Bug with cons?
Closed this issue · 2 comments
I see a lot of examples using cons, car and cdr. One example is in chapter 6:
(Vec
(cdr
(cons 'pie
(List (cdr (cons Atom Nat)))))
(+ 2 1))According to frame 9 of chapter 6, this should result in
(Vec (List Nat) 3)However, when I try it, I get:
Can't determine a type
Is this normal? Every use of these functions yield the same result. In a previous chapter, I had to define
(claim cons-atom
(-> Atom Atom
(Pair Atom Atom)))
(define cons-atom
(lambda (a d)
(cons a d)))To be able to cons Atoms together. I tried to define:
(claim my-cons
(Pi ((A U)
(D U))
(-> A D
(Pair A D))))
(define my-cons
(lambda (A D)
(lambda (a d)
(cons a d))))And while this works for some cases:
> (my-cons Nat Atom 3 'atom)
(the (Pair Nat Atom)
(cons 3 'atom))
It fails for some cases, which might be explainable because I don't fully master everything from the book yet.
> (my-cons U U Atom Nat)
. . interactions from an unsaved editor:21:11: U is a type, but it does not have a type.

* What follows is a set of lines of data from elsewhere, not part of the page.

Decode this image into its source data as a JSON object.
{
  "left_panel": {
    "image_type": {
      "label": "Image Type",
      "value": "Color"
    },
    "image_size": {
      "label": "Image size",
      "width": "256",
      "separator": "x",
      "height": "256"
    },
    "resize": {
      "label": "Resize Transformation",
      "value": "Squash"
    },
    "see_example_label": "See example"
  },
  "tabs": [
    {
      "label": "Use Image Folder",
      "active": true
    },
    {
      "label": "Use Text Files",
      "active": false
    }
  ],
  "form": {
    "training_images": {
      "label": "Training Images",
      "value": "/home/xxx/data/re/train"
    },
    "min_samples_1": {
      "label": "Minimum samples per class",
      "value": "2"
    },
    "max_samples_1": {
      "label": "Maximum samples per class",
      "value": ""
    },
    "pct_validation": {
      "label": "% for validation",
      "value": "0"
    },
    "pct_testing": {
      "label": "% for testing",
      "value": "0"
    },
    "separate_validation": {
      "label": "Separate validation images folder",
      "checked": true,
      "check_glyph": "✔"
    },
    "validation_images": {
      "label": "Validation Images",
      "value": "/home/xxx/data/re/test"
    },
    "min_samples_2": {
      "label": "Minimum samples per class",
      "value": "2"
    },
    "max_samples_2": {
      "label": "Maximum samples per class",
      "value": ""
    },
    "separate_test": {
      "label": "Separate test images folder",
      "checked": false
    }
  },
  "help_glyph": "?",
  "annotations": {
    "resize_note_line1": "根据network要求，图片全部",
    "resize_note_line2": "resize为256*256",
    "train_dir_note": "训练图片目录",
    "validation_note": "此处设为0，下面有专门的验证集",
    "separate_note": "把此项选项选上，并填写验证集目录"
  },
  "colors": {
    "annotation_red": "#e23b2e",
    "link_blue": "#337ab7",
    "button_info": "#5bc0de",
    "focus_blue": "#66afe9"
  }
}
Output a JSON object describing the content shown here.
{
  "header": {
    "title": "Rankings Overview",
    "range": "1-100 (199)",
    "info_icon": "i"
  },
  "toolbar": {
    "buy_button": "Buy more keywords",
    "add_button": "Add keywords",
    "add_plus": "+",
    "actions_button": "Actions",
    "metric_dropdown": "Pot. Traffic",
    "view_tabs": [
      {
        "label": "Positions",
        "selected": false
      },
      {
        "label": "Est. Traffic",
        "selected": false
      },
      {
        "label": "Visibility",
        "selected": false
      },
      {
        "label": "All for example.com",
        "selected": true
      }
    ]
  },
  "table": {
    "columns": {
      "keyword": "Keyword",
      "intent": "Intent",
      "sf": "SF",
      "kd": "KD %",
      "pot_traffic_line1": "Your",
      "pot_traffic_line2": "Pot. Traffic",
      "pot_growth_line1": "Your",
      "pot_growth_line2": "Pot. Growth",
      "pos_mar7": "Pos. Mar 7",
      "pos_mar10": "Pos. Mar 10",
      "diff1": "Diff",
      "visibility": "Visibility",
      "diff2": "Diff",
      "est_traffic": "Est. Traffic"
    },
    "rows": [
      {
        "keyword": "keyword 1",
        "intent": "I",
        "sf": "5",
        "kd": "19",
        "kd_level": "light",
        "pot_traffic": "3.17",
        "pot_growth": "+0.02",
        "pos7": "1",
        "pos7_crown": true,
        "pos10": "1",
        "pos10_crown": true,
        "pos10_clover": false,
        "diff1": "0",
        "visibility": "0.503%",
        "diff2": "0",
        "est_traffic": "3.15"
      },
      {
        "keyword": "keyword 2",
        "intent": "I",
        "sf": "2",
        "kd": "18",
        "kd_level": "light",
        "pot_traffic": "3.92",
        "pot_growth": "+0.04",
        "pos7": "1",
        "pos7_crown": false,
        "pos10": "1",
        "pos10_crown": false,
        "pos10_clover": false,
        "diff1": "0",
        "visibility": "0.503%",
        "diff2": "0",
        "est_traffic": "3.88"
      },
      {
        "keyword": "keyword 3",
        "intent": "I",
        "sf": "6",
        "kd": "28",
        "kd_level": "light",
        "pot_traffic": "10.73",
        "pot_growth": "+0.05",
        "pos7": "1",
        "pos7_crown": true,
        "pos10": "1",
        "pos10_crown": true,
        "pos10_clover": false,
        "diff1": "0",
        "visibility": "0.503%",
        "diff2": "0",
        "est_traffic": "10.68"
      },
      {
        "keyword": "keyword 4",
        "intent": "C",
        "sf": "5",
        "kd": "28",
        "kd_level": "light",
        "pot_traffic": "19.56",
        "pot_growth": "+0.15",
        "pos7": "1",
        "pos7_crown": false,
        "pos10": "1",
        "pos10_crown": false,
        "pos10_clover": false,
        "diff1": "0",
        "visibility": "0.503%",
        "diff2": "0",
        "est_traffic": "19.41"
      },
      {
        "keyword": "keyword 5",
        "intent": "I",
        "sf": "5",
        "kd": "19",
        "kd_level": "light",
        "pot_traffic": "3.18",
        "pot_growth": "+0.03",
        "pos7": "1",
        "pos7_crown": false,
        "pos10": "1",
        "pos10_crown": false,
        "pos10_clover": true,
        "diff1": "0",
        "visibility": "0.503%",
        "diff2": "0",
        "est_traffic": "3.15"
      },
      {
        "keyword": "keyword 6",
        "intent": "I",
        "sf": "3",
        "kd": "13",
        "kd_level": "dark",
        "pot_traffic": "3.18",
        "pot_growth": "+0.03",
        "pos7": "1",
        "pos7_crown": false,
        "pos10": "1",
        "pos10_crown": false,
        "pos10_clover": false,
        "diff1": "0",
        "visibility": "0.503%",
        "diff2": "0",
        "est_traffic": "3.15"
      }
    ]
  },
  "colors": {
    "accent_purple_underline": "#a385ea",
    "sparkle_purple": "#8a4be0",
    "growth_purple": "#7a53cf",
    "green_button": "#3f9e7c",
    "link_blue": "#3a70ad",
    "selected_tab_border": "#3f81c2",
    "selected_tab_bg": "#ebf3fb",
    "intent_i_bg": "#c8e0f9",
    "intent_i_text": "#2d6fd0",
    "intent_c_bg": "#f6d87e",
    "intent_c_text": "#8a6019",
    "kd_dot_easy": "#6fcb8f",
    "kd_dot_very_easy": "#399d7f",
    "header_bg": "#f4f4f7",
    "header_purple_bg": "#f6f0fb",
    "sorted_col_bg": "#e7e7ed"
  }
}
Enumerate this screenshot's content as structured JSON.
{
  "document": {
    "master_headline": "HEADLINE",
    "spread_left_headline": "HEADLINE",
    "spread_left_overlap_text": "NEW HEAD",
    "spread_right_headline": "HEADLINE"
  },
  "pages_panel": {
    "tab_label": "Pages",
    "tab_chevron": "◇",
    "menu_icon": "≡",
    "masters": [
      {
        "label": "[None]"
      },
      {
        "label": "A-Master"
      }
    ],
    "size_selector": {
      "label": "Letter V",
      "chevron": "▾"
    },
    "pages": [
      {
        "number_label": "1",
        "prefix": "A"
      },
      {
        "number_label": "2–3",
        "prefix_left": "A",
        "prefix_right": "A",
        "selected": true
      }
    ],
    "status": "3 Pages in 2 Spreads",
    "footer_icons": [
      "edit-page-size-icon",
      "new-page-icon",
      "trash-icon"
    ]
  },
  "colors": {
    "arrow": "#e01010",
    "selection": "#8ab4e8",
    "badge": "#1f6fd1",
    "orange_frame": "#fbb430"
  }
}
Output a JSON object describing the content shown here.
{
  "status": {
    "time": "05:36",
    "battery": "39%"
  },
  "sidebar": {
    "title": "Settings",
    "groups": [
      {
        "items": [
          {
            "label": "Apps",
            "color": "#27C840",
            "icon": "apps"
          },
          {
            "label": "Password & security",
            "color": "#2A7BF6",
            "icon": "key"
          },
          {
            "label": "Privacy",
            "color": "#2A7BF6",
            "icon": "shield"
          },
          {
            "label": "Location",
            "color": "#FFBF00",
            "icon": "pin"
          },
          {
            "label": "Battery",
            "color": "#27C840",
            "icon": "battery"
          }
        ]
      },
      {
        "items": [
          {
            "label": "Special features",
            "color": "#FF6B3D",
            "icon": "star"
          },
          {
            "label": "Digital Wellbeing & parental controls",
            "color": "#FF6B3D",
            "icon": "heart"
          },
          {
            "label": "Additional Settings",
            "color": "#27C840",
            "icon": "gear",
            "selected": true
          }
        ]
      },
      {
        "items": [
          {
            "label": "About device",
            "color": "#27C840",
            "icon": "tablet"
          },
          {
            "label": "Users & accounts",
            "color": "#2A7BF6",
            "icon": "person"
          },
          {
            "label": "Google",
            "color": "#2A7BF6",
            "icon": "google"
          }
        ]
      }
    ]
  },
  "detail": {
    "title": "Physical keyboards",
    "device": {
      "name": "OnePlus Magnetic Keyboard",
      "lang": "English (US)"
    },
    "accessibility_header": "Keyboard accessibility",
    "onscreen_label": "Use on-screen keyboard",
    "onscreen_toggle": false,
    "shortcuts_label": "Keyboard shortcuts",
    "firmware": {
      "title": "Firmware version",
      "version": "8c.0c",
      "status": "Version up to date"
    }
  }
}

What is happening here? Why so many uses of these functions in examples if I seem unable to use them?
By the way, great book 👍
I'm happy you like the book!
Sometimes, Pie needs some help with determining the type of an expression. You can provide this help with the, which is described in the Recess beginning on page 62.
Here's an example:
#lang pie
(claim +
(-> Nat Nat
Nat))
(define +
(lambda (j k)
(iter-Nat j k (lambda (x) (add1 x)))))
(Vec
(cdr
(the (Pair Atom U)
(cons 'pie
(List (cdr (the (Pair U U)
(cons Atom Nat)))))))
(+ 2 1))
We didn't include all the the-hints in the text because it would cause the code to grow too large.
Your second issue, where Pie says "U is a type, but it does not have a type.", is because U is not described by U. Your function my-cons expects something of type U in its first two arguments, but U doesn't have any type at all.
I see. Using the indeed fixes all of my problems. Thanks for the quick response.